L’IA doit affiner le jugement, pas le remplacer: Dhanaraj utilise l’IA avant les décisions humaines, jamais à leur place. Que ce soit pour le recrutement, la planification des effectifs ou la conception organisationnelle, l’IA structure l’information, cartographie les risques et met en lumière les angles morts — mais la responsabilité finale reste humaine. La vraie valeur de l’IA en RH est d’améliorer la clarté, de réduire les biais et de renforcer la qualité des décisions.
L’IA pousse les organisations à repenser la prise de décision: L’IA ne corrige pas un système défaillant — elle l’amplifie. Sans droits de décision, responsabilité et propriété clairement définis, l’IA crée plus de confusion que de valeur. Dhanaraj insiste sur le design des décisions : définir où l’IA intervient, où l’humain décide, et qui est responsable du résultat.
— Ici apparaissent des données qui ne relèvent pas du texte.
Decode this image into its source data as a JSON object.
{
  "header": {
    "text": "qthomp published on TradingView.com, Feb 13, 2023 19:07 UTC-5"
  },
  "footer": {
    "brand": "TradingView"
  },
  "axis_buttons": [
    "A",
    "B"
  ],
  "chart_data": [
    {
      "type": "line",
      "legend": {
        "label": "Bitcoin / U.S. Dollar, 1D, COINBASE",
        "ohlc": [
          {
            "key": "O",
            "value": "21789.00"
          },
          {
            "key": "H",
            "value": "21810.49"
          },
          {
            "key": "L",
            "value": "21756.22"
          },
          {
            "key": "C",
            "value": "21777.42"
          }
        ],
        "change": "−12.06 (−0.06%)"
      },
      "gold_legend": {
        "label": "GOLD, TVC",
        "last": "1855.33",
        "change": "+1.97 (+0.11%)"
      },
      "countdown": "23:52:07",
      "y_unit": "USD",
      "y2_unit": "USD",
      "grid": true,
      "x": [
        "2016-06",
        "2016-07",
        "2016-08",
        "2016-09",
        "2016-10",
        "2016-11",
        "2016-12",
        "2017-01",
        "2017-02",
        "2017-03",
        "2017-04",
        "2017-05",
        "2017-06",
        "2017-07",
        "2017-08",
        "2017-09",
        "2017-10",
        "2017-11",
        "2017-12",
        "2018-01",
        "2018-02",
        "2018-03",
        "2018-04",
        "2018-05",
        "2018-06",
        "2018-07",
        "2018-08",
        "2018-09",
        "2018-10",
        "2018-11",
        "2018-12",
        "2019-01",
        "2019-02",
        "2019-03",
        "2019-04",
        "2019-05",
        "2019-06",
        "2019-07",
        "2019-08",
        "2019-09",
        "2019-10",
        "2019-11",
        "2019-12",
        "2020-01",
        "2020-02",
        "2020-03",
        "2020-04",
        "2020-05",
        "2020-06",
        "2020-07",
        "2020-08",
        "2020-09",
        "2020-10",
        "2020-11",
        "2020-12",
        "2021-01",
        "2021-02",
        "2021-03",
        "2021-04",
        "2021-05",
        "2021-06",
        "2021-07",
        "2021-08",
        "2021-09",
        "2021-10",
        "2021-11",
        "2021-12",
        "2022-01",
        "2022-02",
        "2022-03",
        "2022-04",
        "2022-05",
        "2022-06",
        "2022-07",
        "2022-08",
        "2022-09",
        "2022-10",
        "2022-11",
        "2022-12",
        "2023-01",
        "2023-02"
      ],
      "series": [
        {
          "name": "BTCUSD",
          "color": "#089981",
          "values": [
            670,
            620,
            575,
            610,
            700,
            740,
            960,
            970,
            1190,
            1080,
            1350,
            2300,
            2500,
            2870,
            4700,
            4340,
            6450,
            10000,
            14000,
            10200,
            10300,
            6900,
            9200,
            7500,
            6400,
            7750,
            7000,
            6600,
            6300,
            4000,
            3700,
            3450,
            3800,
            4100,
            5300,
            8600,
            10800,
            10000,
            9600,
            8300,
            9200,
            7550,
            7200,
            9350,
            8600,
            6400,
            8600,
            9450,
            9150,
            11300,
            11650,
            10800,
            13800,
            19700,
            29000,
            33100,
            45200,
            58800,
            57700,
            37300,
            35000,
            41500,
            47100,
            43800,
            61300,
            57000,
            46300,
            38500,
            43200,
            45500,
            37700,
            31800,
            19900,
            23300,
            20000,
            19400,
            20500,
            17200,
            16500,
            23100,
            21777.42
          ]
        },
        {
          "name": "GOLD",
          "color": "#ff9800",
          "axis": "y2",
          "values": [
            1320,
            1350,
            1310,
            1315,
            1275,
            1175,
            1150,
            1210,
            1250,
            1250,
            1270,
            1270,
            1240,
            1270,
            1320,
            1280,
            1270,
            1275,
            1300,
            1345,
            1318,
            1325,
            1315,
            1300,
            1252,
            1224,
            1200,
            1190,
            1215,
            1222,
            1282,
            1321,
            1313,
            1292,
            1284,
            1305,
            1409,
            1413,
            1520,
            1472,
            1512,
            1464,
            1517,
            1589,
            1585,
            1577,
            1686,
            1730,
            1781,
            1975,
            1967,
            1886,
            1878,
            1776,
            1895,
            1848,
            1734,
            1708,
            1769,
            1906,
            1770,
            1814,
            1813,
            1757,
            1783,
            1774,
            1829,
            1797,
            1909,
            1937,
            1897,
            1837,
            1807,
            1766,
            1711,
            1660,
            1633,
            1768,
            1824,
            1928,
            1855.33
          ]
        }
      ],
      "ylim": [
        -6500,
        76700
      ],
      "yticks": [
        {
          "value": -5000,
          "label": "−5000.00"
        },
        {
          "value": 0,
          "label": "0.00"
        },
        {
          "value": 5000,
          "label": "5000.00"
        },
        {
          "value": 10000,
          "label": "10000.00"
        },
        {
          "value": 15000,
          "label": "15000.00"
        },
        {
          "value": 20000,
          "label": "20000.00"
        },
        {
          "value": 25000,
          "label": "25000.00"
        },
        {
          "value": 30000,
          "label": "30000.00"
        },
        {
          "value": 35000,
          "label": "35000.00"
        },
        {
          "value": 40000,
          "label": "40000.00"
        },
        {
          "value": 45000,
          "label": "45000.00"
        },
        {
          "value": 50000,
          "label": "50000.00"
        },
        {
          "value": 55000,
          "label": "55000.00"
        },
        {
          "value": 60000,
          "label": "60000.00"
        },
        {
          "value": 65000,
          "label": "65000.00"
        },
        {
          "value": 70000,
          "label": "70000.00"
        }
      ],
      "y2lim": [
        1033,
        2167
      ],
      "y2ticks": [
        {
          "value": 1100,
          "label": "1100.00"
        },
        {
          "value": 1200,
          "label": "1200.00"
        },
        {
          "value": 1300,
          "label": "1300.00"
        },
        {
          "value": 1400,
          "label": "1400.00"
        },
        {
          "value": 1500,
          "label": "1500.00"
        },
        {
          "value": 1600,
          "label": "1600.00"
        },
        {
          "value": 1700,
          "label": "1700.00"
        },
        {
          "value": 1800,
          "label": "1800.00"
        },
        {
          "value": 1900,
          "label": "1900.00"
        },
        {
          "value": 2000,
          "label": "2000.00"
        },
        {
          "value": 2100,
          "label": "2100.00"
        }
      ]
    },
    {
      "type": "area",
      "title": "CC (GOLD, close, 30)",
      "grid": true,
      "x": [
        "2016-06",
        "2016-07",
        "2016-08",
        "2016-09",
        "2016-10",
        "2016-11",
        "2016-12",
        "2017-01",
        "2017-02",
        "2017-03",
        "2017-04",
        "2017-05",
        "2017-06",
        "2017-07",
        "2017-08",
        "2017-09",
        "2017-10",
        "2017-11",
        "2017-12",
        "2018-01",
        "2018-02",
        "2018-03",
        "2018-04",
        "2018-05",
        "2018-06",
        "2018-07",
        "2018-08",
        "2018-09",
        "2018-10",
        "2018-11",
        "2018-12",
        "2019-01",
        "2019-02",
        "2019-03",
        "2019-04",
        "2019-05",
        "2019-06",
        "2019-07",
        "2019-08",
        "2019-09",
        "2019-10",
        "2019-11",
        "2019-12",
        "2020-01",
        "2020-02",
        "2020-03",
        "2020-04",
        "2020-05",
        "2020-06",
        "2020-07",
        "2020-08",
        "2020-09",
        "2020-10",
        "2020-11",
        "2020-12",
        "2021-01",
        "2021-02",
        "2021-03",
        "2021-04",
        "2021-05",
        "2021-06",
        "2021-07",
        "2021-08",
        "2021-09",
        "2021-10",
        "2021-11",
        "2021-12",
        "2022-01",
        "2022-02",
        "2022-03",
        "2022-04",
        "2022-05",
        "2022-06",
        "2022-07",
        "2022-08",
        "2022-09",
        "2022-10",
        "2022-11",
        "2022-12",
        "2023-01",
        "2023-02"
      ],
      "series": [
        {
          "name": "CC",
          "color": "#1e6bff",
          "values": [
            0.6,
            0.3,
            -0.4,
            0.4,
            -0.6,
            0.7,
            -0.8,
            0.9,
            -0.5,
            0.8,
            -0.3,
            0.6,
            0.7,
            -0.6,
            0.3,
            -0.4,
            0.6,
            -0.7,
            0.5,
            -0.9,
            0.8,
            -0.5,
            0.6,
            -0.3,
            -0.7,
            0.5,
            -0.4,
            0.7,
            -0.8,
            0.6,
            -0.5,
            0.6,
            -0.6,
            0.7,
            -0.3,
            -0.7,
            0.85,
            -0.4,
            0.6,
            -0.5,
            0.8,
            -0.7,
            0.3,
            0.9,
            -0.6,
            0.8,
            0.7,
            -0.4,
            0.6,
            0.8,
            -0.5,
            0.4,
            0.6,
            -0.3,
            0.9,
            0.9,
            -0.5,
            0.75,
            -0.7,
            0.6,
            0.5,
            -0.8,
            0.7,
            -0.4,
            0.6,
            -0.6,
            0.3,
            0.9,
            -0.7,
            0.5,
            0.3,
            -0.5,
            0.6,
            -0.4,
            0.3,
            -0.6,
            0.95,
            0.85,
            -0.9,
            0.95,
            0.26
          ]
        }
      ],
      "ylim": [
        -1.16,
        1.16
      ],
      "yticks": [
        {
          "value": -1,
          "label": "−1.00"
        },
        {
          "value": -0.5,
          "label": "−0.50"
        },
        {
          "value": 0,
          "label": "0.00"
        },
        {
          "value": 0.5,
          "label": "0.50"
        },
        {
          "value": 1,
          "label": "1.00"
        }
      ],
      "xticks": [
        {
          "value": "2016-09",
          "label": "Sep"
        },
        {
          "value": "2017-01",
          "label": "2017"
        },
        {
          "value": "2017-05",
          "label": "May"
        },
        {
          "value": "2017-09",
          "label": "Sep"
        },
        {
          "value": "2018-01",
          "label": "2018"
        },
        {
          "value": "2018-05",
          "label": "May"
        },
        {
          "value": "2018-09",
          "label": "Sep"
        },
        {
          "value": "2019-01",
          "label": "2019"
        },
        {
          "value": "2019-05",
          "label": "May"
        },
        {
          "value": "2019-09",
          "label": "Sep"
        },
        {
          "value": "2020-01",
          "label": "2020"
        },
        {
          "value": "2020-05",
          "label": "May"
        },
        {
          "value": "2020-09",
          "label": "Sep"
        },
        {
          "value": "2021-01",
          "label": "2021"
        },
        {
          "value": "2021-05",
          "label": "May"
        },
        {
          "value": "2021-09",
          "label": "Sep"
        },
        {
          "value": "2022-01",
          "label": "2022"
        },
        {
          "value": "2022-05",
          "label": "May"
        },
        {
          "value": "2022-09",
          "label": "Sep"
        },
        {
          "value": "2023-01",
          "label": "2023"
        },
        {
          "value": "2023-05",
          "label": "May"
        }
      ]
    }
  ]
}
L’avenir des RH : assisté par l’IA, non remplacé par elle: Les responsables RH évoluent de gestionnaires de processus à orchestrateurs d’expériences humaines enrichies par l’IA. À mesure que l’IA automatise les tâches transactionnelles, la crédibilité RH se déplace vers la réflexion stratégique, le jugement éthique, l’adaptabilité et le leadership culturel. L’avantage sera aux organisations qui équilibrent efficacité de l’IA et empathie humaine.
Nous nous sommes entretenus avec Dhanaraj pour comprendre comment il maintient l'« humain » dans les ressources humaines. Voici ce qu'il avait à dire.
Un accent sur des pratiques people alignées à l’entreprise
Je suis professionnel RH et Opérations du Personnel, avec de l’expérience dans l’accompagnement d’organisations en croissance dans la fabrication, le commerce de détail et les services. Mon parcours de leadership a commencé sur le terrain, en travaillant étroitement avec les équipes opérationnelles et les chefs d'entreprise. Cela a forgé mon approche pragmatique, centrée sur l'humain.
Au fil du temps, j'ai collaboré avec des fondateurs et des cadres dirigeants sur la stratégie de recrutement, la planification de la main-d'œuvre, la conformité et l'efficacité organisationnelle. À travers mon travail et mes interactions avec de multiples organisations, j'ai vu la gestion des personnes évoluer d’un focus processus vers un souci d’impact.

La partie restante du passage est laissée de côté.